Our study has several notable limitations: first, as an observational study, it does not establish causation. However, a potential dose-response relationship and the reproducibility of findings from different study designs may support causality. Nonetheless, GBS remains a rare disease, and the risk-to-benefit ratio should always be considered. Second, our study collected data on a per-dose basis, without gathering individual vaccination information. Consequently, we did not account for homologous or heterologous vaccination, which may have varying immunogenicity and reactogenicity [
16,
17]. Future studies addressing the cumulative effects of immune exposure should be conducted to address this issue. Third, we did not consider changes in vaccination policies throughout the study period. This may have led to minor fluctuations in vaccination patterns across age groups, but the overall impact is unclear. Relatedly, our age group structure may not accurately reflect vaccination policies, as our age groups were reconstituted from the 10-year interval data used in our previous study. To improve accuracy, future studies employing 5-year age gaps may be beneficial. Finally, our study focuses on a single ethnicity. However, the Asian population has been underrepresented in phase III trials of SARS-CoV-2 vaccines, making it crucial to collect specific adverse event data from this demographic.

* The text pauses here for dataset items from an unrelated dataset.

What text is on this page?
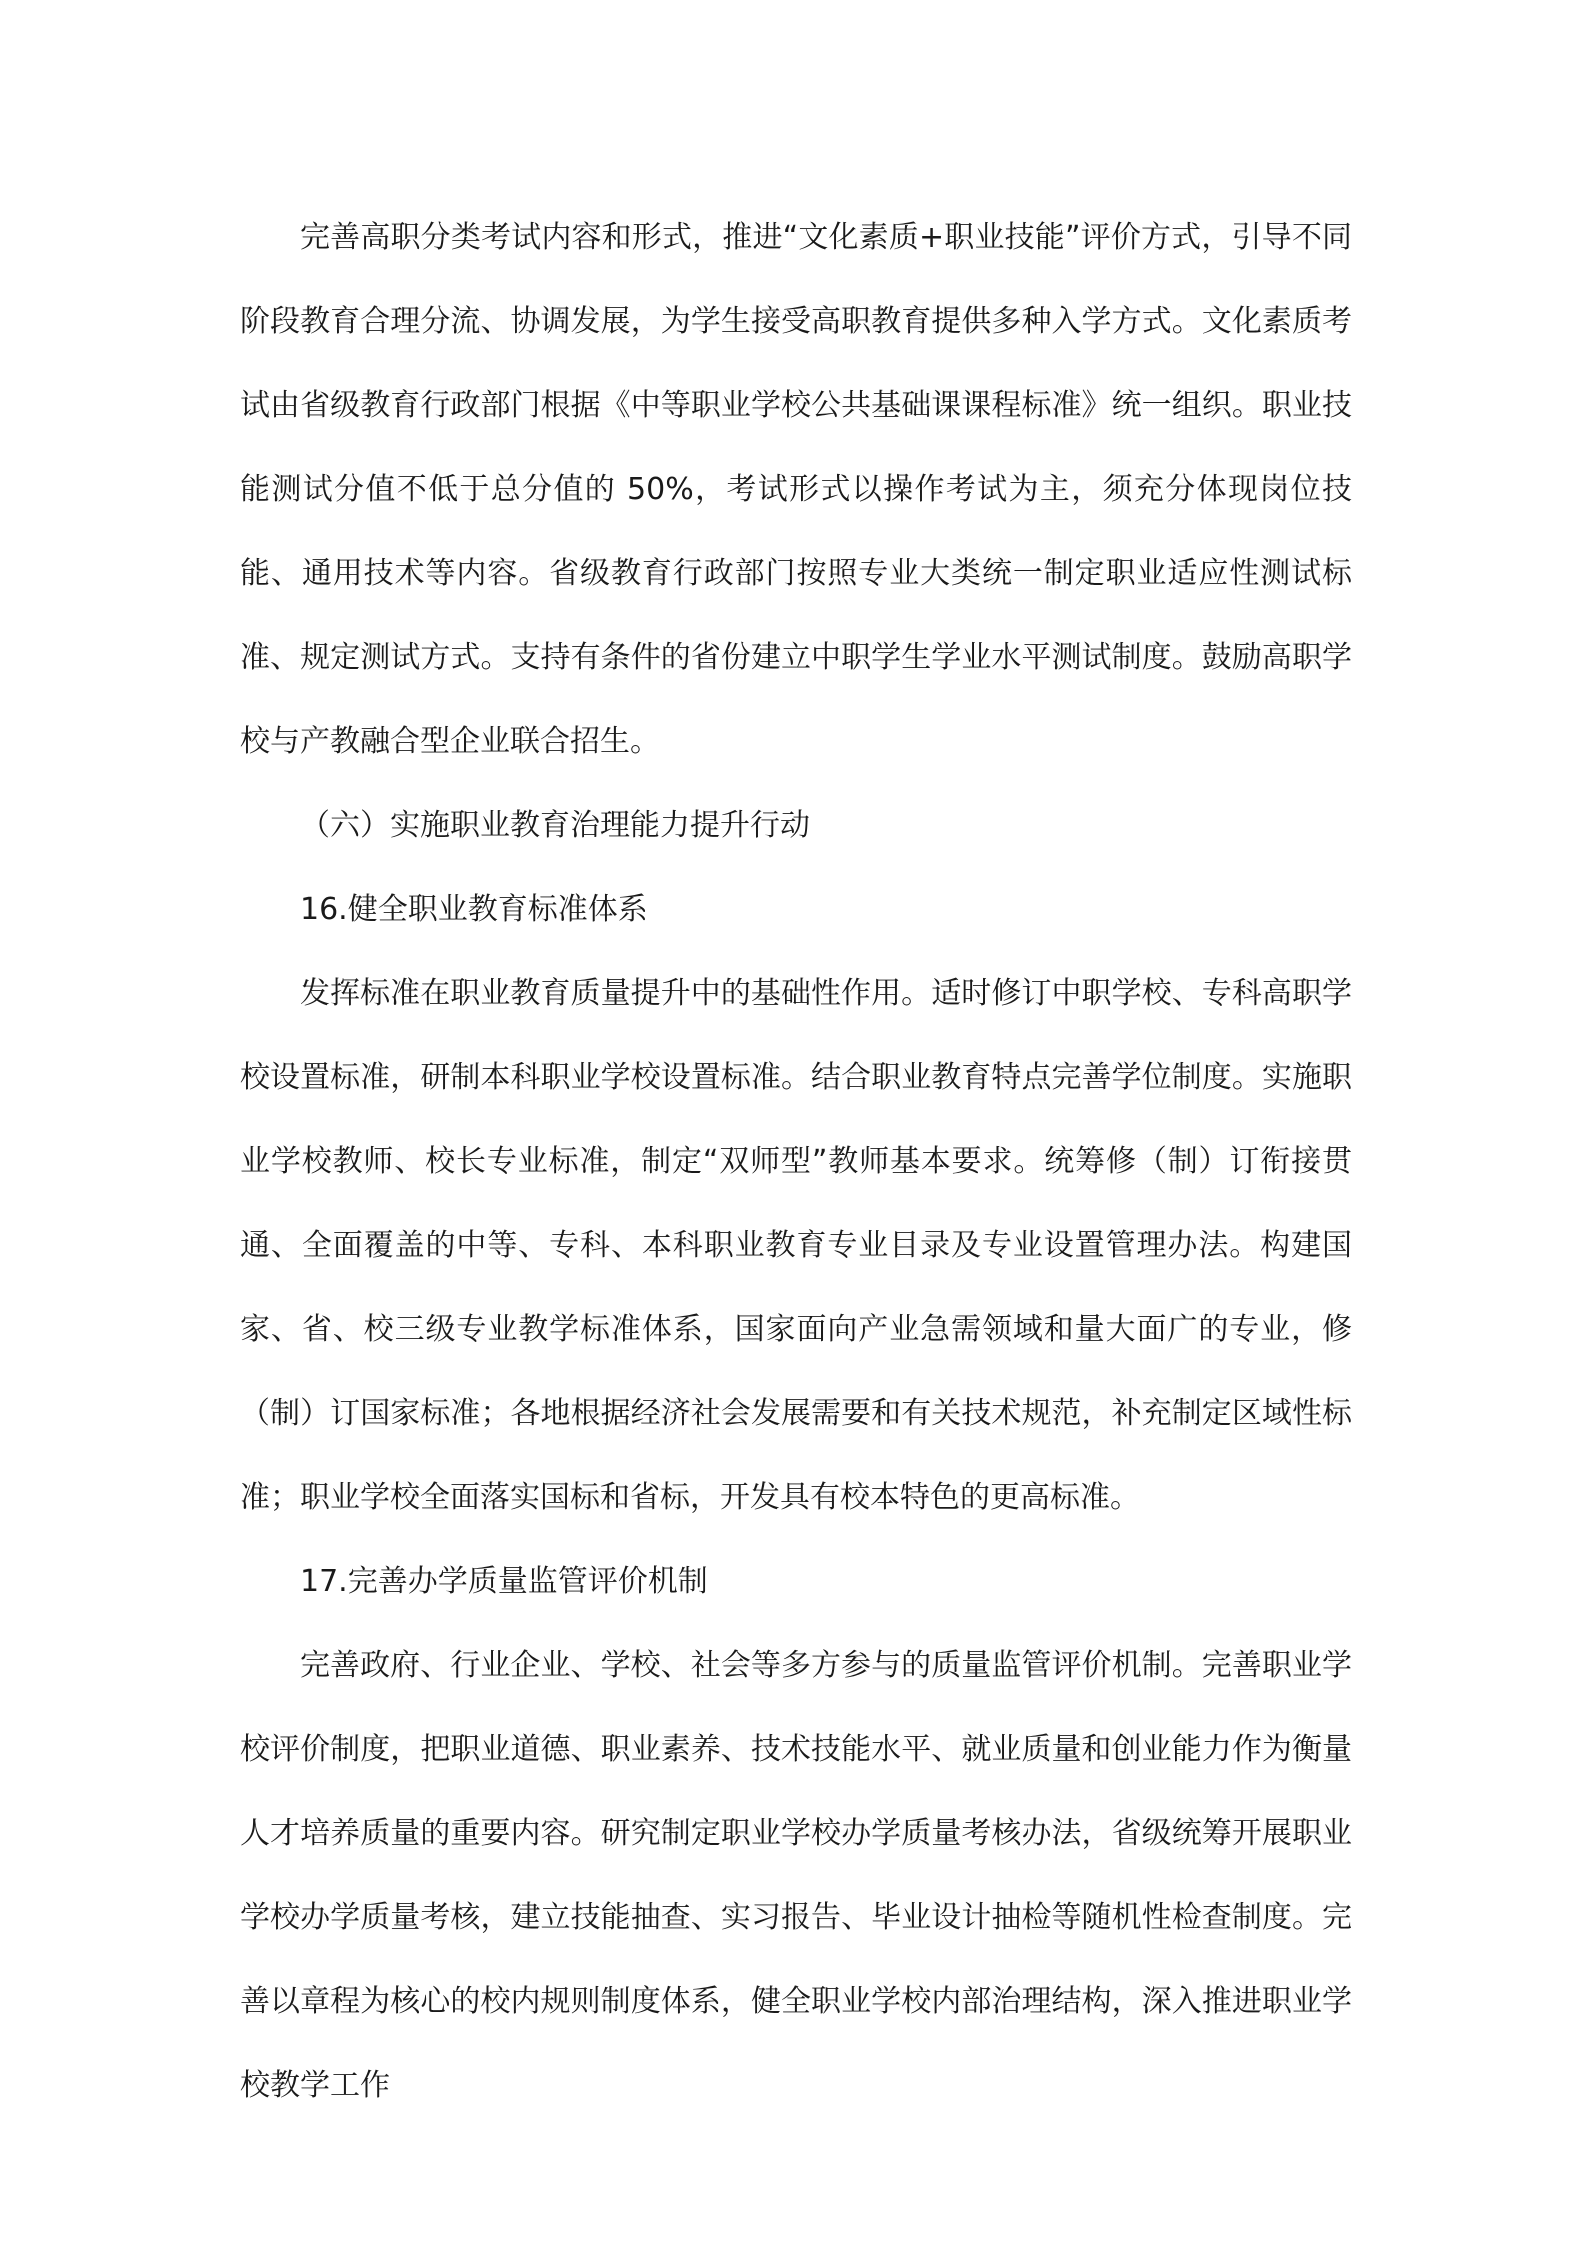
完善高职分类考试内容和形式，推进“文化素质+职业技能”评价方式，引导不同阶段教育合理分流、协调发展，为学生接受高职教育提供多种入学方式。文化素质考试由省级教育行政部门根据《中等职业学校公共基础课课程标准》统一组织。职业技能测试分值不低于总分值的 50%，考试形式以操作考试为主，须充分体现岗位技能、通用技术等内容。省级教育行政部门按照专业大类统一制定职业适应性测试标准、规定测试方式。支持有条件的省份建立中职学生学业水平测试制度。鼓励高职学校与产教融合型企业联合招生。

（六）实施职业教育治理能力提升行动

16.健全职业教育标准体系

发挥标准在职业教育质量提升中的基础性作用。适时修订中职学校、专科高职学校设置标准，研制本科职业学校设置标准。结合职业教育特点完善学位制度。实施职业学校教师、校长专业标准，制定“双师型”教师基本要求。统筹修（制）订衔接贯通、全面覆盖的中等、专科、本科职业教育专业目录及专业设置管理办法。构建国家、省、校三级专业教学标准体系，国家面向产业急需领域和量大面广的专业，修（制）订国家标准；各地根据经济社会发展需要和有关技术规范，补充制定区域性标准；职业学校全面落实国标和省标，开发具有校本特色的更高标准。

17.完善办学质量监管评价机制

完善政府、行业企业、学校、社会等多方参与的质量监管评价机制。完善职业学校评价制度，把职业道德、职业素养、技术技能水平、就业质量和创业能力作为衡量人才培养质量的重要内容。研究制定职业学校办学质量考核办法，省级统筹开展职业学校办学质量考核，建立技能抽查、实习报告、毕业设计抽检等随机性检查制度。完善以章程为核心的校内规则制度体系，健全职业学校内部治理结构，深入推进职业学校教学工作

In conclusion, we hypothesize that a synergistic effect between age and the viral vector-based SARS-CoV-2 vaccine mechanism may contribute to an increased risk of GBS. We propose that future vaccination campaigns adopt a more personalized approach, or “safest pathway,” to minimize age-specific and biological mechanism-specific adverse events. For example, recommending mRNA-based vaccines instead of viral vector-based platforms and performing homologous vaccination whenever possible in older adults aged 60 years and above could be considered, until proven otherwise by other population-based studies, to avoid an increased risk of post-vaccination GBS.
Article information
Ethics Approval
The Institutional Review Board of the KDCA exempted this study from ethical approval (2022-01-03-PE-A) because of the retrospective analysis of de-identified data that were already obtained through epidemiological investigation, presented minimal privacy or confidentiality risk to participants, and met the current public health interest requirements. The requirement for consent was waived because we retrospectively collected de-identified data.
Conflicts of Interest
The authors have no conflicts of interest to declare.
Availability of Data
The datasets are not publicly available. Any inquiries regarding the study should be directed to the corresponding authors.
Authors’ Contributions
Conceptualization: HL, SRP, DC; Data curation: HL, DK; Formal analysis: HL, SP; Methodology: HL, SRP, JH; Validation: DK; Visualization: HL, SP; Writing–original draft: HL, JH; Writing–review & editing: DC, JH. All authors read and approved the final manuscript.
Acknowledgements
The authors acknowledge the assistance of all their colleagues at the Korea Disease Control and Prevention Agency and Gyeonggi Infectious Disease Control Center for their dedication to public health and overall support for this project.